Но вдруг что – то произошло. Когда я распустил брючной ремень и выпустил сексуальный инструмент на свободу, когда после бурных ласк уже собирался её оседлать, она упёрлась ладонями в мою грудь и с силой оттолкнула, скрестив свои ноги.
– В чём дело, дорогая? Что – то не так? – вытащил я палец из зажатой щели.– Ты меня не хочешь?
– Не знаю, – ответила девушка, и слёзы навернулись на её глазах. – Уходи!
В растерянности, я приподнялся на локте, оглядел обнажённое, подготовленное к любви тело и недоумённо пожал плечами:
– Но ведь должно же быть какое – то объяснение твоему решению.
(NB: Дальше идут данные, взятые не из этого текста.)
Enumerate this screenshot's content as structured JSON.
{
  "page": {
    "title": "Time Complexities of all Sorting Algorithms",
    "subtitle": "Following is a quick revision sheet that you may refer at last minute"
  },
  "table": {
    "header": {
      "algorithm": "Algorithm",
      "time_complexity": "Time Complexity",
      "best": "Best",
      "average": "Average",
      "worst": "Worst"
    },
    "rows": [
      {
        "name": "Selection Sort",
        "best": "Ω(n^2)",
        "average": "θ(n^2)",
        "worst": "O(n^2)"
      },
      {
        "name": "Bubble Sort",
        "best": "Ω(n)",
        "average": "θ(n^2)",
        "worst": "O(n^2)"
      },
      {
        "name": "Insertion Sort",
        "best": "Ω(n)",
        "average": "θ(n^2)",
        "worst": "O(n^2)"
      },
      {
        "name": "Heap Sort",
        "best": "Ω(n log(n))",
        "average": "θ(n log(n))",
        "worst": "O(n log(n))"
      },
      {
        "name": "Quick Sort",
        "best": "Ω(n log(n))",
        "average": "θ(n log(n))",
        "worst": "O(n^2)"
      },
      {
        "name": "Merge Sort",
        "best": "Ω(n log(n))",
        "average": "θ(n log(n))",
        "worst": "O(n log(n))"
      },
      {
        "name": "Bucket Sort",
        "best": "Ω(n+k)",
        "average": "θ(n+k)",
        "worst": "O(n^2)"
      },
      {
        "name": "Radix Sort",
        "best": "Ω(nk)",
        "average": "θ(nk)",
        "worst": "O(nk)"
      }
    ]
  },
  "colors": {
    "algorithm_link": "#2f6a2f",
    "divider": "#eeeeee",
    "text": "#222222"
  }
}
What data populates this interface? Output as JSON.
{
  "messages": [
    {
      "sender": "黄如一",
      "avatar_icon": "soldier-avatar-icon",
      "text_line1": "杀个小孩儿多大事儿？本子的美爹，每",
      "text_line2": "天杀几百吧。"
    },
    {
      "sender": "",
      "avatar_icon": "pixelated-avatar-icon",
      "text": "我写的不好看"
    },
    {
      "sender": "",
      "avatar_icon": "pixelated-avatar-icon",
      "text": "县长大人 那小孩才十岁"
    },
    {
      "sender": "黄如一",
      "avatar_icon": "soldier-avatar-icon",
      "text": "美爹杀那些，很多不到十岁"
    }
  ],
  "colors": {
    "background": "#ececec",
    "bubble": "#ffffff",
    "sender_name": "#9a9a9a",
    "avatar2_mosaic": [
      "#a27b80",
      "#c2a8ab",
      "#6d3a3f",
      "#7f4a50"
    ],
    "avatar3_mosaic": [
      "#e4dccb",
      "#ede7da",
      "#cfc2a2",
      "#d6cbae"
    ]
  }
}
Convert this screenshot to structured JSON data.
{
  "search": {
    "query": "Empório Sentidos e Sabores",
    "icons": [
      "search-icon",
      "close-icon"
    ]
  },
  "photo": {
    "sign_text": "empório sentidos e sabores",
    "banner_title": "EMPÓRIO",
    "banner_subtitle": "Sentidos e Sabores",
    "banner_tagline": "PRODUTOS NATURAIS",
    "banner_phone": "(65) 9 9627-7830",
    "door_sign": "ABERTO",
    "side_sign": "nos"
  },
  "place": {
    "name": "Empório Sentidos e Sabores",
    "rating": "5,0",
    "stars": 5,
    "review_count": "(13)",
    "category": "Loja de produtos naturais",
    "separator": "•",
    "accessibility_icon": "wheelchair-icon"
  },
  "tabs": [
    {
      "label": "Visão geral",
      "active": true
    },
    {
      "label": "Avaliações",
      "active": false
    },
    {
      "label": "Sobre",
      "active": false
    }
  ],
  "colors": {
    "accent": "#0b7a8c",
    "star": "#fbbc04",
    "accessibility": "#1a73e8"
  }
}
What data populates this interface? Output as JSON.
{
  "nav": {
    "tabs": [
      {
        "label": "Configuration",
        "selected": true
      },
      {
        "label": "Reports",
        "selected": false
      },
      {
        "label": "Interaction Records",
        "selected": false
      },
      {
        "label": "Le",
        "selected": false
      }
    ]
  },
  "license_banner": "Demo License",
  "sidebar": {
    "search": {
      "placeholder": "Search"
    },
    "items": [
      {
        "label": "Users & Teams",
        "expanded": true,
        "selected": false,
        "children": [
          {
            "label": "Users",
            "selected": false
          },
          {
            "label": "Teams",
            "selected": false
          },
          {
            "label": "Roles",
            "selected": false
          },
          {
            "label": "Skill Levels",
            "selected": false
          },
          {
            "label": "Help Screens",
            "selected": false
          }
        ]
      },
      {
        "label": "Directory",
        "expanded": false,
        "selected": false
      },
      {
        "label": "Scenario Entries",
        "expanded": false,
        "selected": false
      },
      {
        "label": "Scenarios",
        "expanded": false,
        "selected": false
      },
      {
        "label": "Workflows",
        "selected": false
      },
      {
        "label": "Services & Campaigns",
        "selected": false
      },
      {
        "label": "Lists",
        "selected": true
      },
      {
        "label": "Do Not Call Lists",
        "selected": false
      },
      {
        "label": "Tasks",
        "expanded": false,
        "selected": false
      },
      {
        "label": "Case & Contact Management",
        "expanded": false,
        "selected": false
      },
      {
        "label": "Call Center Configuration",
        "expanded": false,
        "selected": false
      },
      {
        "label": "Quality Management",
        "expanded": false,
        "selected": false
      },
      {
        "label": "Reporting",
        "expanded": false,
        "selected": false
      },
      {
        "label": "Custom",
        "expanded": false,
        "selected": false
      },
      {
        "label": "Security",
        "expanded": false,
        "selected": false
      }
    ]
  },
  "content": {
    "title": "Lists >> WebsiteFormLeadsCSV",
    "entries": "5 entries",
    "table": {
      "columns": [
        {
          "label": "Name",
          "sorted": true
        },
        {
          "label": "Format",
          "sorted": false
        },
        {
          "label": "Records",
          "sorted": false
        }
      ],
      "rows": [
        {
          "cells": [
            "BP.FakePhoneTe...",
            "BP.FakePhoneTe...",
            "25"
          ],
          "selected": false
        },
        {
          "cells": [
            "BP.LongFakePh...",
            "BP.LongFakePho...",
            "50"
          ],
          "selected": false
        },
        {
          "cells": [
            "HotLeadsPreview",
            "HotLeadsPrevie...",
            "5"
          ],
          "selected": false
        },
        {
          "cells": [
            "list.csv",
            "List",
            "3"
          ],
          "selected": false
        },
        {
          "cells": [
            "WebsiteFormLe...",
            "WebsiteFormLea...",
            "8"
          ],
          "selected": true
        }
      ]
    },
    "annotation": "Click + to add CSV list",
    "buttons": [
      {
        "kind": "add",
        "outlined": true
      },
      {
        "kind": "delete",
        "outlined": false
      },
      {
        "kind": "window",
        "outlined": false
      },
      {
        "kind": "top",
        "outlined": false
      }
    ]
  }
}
– Ах, какое там объяснение, – фыркнула Марина. – Ты предал мою подругу, а теперь собираешься изменить своей жене. И со мной поступишь так же. Все вы такие…
Она сделала паузу и брезгливо произнесла:
– Ловелас. Уходи!
Вот как, да в ней женская солидарность проснулась. Что ж, теперь нечего просить милости от природы. Силой брать женщину не в моих правилах.
– Мариша, милая, пойми меня правильно, я никого не предаю. Что ж выходит, если ты нашла пачку денег на дороге и их не кому вернуть, то по отношению к твоей получке это предательство? Глупо быть моралистом и отказывать себе в том, что ты хочешь.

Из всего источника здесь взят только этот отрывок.